Romero's films stood out in another important way: they usually had something to say. Night of the Living Dead gets a lot of credit for featuring a black man as its protagonist, but Romero would be the first to tell you that was a coincidence, that they they simply hired “the best actor they knew.” Nevertheless, when that casting got the film no small amount of attention, it might've encouraged Romero to lean into progressive themes and social commentary on his future films. It's interesting to note that today, when diversity and representation are serious concerns in film, that Romero's Dead trilogy featured protagonists that were exclusively women and black men, both rare for the time.

But Romero’s entire run during the ‘70s and early ‘80s was something unique indeed. He was creating regional outsider art during a time when one could get a producer to pay for it, and an exhibitor to show it somewhere. The ‘70s exploitation scene was a free-for-all, and of course money guys wanted to be able to tout their wares as “from the director of Night of the Living Dead.” This is how Romero's proto-Feminist witchcraft oddity Jack’s Wife (aka Season of the Witch) was made. This is the climate that allowed Martin, Romero’s blue-collar anti-religion masterpiece, to happen. And this (with the help of Dawn of the Dead’s success) is how Romero was able to will his autobiographical, Arthurian triumph Knightriders into being. 

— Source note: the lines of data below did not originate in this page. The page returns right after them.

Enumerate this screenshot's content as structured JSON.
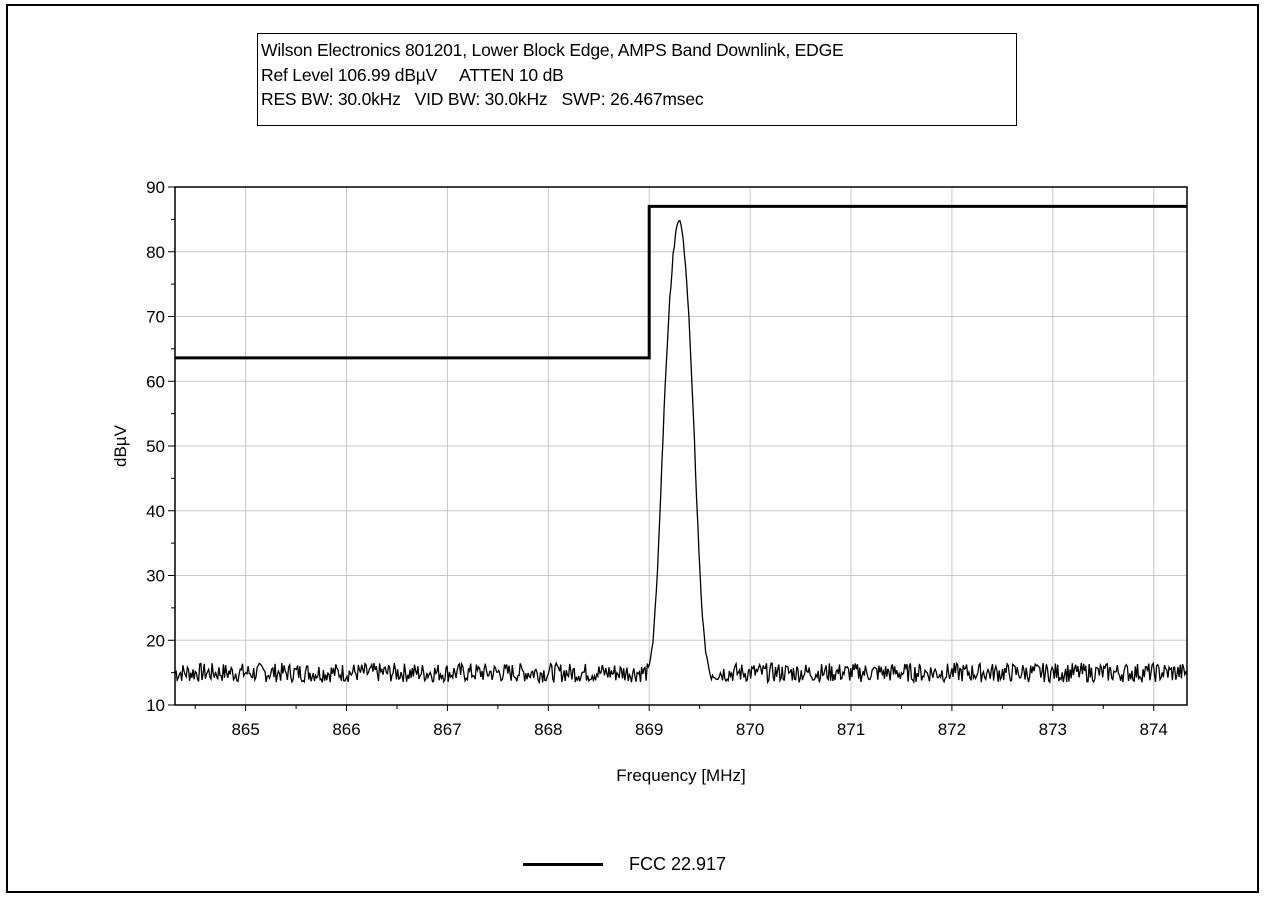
{
  "header": {
    "line1": "Wilson Electronics 801201, Lower Block Edge, AMPS Band Downlink, EDGE",
    "ref_level": "Ref Level 106.99 dBµV",
    "atten": "ATTEN 10 dB",
    "res_bw": "RES BW: 30.0kHz",
    "vid_bw": "VID BW: 30.0kHz",
    "swp": "SWP: 26.467msec"
  },
  "chart_data": {
    "type": "line",
    "xlabel": "Frequency [MHz]",
    "ylabel": "dBµV",
    "xlim": [
      864.3,
      874.33
    ],
    "ylim": [
      10,
      90
    ],
    "x_ticks": [
      865,
      866,
      867,
      868,
      869,
      870,
      871,
      872,
      873,
      874
    ],
    "y_ticks": [
      10,
      20,
      30,
      40,
      50,
      60,
      70,
      80,
      90
    ],
    "grid": true,
    "legend_position": "bottom-center",
    "series": [
      {
        "name": "FCC 22.917",
        "role": "limit",
        "x": [
          864.3,
          869.0,
          869.0,
          874.33
        ],
        "y": [
          63.6,
          63.6,
          87.0,
          87.0
        ]
      },
      {
        "role": "measured-trace",
        "noise_floor": 15,
        "noise_amplitude": 1.5,
        "peak_frequency": 869.3,
        "peak_level": 85,
        "peak_points": {
          "x": [
            869.0,
            869.04,
            869.08,
            869.12,
            869.16,
            869.2,
            869.24,
            869.27,
            869.3,
            869.33,
            869.36,
            869.4,
            869.44,
            869.48,
            869.52,
            869.56,
            869.6
          ],
          "y": [
            16,
            20,
            30,
            45,
            60,
            72,
            80,
            84,
            85,
            83,
            78,
            68,
            54,
            38,
            25,
            18,
            15
          ]
        }
      }
    ]
  }
}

Romero capped his “golden age” with Creepshow and Day of the Dead, a film that was troublesome for him at the time but which he later came to regard as his favorite of the (then) trilogy. That attitude is emblematic of the man himself: he seized his opportunities - even if they were less than ideal - and executed them like a pro. And though there were regrets and missed chances along the way, he always seemed to look back through those giant eyeglasses with a pragmatic perspective, willing to accept the narrative as it was instead of what he wanted it to be. After a long period of relative inactivity for the director, the zombie genre returned and exploded, much of it playing so closely by Romero’s rulebook that an argument could be made that royalties were owed to the veteran writer/director. Romero might have vocally recognized that he’d created the whole thing, but he didn’t get bitter about it. He just tried to get the next movie going. At 77, he was still just trying to get the next movie going. We should all have that much fight in us.

Romero didn’t just create a horror subgenre. He birthed a culture of creators. Everyone from Edgar Wright to your pal who’s Kickstarting a horror movie were or are, at one point or another, chasing the dream that Romero lived. The story of those guys and gals from the ‘Burgh who all chipped in to “make a little horror picture” is the dream-engine that drives a large percentage of the low-budget horror industry today.          

Don’t tell any of them - George would never want them to stop dreaming - but George A. Romero could not have happened in any other time period but the one in which he did. He was a miracle.